C) Leadership and Governance
9. The issues of leadership and governance by STFC Council were already highlighted by the Select Committee. The communities that STFC serves have even less confidence now than they had at the time of the last Select Committee report that their science is being appropriately advocated to Government or even discussed in an even-handed way between the different disciplines. The sort of spirited defence of his research council activities in the face of proposed cuts launched by MRC Chief Executive, Sir Leszek Borysiewicz, (The Times, 11th January 2010) is completely lacking in the context of STFC.
10. By contrast, in its 2008 report the Committee raised serious questions about the STFC Chief Executive's ability to retain the confidence of the scientific community. This confidence has long ago evaporated completely, and it is a widely held view that his removal from office is an essential prerequisite to addressing and solving STFC's problems.
11. STFC as presently constituted is also unable to provide coherent leadership for either of the UK National laboratories at Daresbury and Rutherford. The Select Committee recommendation that each laboratory should have scientific leadership in the form of an on-site laboratory director has been ignored by STFC. Such directors would be a natural part of the advisory structure for the overall National Laboratory Director that we advocate above.
12. The greatest problem, however, as stated above, is that the STFC Chief Executive does not enjoy the confidence of any of the communities STFC should serve. STFC is managed by edict and spreadsheet and even when it consults, it either ignores the inputs entirely or fails to iterate proposals with those involved in the consultation. Despite recent efforts to engage more directly with the community, The Council still seems unable to impose good governance on the Executive. The dreadful financial settlements, with the irreparable damage they are doing to subjects where the UK genuinely enjoys international leadership, all point to the need for a new model and a new style of management. This is now long overdue, and vital to rekindle the sort of confidence within the community that the current incumbent is patently unable to provide.
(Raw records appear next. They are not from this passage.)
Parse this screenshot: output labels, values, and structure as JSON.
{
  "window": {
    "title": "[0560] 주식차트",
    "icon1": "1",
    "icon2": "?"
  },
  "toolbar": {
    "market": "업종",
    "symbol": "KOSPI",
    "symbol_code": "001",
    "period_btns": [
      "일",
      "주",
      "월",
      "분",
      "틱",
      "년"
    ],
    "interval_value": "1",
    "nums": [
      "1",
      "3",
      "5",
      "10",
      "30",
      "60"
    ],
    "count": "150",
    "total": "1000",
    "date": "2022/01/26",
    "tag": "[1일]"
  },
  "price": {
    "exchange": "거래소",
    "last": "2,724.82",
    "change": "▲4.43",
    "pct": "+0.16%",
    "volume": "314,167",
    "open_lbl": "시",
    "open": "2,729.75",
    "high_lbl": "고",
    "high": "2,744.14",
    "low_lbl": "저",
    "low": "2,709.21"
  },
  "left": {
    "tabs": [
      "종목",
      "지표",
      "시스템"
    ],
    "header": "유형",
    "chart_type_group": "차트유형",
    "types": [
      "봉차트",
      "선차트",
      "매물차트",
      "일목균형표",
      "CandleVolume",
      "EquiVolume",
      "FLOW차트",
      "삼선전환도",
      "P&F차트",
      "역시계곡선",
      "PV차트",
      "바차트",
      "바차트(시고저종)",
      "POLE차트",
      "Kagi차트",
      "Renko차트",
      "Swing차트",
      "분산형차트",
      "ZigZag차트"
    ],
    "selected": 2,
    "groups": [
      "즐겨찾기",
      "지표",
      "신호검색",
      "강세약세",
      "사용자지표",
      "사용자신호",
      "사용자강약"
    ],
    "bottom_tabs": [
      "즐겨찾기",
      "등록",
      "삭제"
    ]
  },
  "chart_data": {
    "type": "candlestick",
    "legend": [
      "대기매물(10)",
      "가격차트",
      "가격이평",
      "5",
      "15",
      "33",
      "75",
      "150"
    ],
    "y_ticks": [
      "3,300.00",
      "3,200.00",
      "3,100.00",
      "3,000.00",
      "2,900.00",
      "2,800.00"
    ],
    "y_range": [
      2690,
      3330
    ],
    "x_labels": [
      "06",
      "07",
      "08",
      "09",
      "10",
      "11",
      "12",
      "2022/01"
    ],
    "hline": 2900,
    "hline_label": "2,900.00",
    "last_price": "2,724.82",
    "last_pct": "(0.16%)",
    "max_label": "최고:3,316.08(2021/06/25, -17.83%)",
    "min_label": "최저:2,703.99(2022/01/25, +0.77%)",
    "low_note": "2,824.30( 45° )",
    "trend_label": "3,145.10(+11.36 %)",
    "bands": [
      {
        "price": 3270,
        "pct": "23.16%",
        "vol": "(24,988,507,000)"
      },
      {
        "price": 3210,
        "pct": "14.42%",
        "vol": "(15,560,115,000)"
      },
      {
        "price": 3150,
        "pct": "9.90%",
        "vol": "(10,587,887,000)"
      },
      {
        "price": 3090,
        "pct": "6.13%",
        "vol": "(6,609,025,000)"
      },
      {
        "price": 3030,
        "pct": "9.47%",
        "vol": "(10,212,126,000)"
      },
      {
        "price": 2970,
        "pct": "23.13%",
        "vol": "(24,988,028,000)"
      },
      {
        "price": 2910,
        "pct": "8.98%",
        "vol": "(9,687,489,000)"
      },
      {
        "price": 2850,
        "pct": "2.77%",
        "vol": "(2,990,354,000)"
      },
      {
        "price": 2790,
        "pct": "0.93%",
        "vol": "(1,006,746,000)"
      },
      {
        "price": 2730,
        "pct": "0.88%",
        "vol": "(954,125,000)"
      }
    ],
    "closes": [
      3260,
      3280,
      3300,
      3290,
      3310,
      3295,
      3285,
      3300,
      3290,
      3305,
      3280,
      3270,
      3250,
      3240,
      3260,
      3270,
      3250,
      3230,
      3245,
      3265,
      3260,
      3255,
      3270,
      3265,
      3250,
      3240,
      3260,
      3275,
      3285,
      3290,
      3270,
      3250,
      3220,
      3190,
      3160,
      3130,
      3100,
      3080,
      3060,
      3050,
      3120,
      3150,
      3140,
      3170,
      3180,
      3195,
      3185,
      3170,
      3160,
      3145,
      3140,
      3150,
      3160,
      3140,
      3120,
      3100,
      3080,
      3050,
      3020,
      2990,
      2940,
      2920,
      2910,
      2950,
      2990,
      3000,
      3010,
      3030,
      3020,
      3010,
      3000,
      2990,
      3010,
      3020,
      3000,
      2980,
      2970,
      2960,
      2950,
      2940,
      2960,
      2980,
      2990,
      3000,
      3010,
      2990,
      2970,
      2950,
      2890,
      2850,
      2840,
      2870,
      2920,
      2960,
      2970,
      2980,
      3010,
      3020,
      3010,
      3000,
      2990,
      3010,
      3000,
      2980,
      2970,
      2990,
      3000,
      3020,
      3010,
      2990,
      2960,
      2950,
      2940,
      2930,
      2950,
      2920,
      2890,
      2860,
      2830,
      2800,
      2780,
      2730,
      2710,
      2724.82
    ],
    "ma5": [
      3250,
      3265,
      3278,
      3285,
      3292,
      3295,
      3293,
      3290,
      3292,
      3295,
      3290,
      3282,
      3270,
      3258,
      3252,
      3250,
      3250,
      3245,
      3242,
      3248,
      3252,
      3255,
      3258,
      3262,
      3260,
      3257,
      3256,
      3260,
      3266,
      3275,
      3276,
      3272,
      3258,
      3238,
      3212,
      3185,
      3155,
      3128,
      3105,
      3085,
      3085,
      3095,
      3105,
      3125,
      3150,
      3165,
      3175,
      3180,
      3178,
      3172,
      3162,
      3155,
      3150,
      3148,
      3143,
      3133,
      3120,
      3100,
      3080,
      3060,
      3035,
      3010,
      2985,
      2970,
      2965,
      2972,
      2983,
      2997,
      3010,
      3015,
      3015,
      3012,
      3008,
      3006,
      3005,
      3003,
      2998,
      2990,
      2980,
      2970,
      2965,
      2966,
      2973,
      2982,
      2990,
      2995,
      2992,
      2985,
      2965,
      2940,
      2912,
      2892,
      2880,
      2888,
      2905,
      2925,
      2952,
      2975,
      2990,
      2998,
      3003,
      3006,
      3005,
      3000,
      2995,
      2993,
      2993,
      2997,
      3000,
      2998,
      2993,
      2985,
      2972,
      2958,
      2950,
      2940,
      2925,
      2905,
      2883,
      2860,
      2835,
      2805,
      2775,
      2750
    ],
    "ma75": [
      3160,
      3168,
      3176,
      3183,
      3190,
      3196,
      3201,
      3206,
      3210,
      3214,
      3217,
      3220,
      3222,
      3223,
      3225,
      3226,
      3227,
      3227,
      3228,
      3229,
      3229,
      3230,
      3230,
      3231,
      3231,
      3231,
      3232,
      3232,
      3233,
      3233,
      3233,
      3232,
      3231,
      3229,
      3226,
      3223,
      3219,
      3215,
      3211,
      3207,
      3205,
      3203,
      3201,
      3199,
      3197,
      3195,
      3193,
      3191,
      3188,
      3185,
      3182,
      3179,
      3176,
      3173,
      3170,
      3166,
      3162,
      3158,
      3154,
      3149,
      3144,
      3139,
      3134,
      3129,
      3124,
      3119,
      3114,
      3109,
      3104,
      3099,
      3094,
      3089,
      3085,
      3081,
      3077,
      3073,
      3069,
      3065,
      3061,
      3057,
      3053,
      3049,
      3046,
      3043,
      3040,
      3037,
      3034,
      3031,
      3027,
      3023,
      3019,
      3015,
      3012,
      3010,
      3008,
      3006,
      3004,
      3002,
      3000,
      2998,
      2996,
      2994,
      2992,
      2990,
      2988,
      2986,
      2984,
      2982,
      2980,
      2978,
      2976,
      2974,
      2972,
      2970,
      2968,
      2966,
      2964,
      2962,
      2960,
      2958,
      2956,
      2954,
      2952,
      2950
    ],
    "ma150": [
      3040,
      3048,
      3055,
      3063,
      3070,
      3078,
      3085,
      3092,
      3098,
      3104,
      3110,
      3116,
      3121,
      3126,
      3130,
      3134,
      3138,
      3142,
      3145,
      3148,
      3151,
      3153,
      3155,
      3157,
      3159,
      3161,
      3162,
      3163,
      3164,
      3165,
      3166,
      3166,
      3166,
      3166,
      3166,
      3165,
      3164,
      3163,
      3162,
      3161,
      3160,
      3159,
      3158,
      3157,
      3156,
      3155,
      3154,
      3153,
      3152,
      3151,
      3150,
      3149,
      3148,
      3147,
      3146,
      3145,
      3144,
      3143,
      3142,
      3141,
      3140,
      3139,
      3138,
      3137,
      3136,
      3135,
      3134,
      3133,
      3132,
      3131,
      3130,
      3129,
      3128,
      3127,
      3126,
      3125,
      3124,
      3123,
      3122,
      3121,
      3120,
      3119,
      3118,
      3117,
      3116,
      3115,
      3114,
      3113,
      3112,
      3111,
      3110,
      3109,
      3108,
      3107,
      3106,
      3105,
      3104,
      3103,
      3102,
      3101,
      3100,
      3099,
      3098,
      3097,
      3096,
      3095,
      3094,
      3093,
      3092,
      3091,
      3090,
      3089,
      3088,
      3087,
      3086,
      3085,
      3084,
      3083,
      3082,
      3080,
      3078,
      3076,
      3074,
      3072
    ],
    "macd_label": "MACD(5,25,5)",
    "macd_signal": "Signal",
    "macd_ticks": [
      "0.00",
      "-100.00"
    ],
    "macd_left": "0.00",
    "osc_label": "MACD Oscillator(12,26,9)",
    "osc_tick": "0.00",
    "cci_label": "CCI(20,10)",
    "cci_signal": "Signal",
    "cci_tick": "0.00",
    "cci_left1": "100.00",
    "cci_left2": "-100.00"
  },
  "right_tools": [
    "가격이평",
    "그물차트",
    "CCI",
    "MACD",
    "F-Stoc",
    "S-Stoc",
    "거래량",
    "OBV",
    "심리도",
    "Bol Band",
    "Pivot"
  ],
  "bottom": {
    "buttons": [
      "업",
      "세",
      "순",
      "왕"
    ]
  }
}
13. In conclusion, STFC has so many deep-seated structural and managerial problems that a new start is desperately required to save the world-leading science that its failed stewardship has placed in jeopardy. We believe that the way forward is clear: strip STFC of its responsibility for national facilities with the concomitant internal conflicts of interest by founding a National Laboratory which would tension the funding for these facilities against ALL the science they serve; properly protect the remnant organisation from changes beyond its control caused by currency fluctuations, inflation compensation etc. in its international subscriptions; and establish new leadership to allow the enormous expertise and potential of UK scientists in astronomy, nuclear physics, particle physics and space science to continue to flourish at the forefront of world science.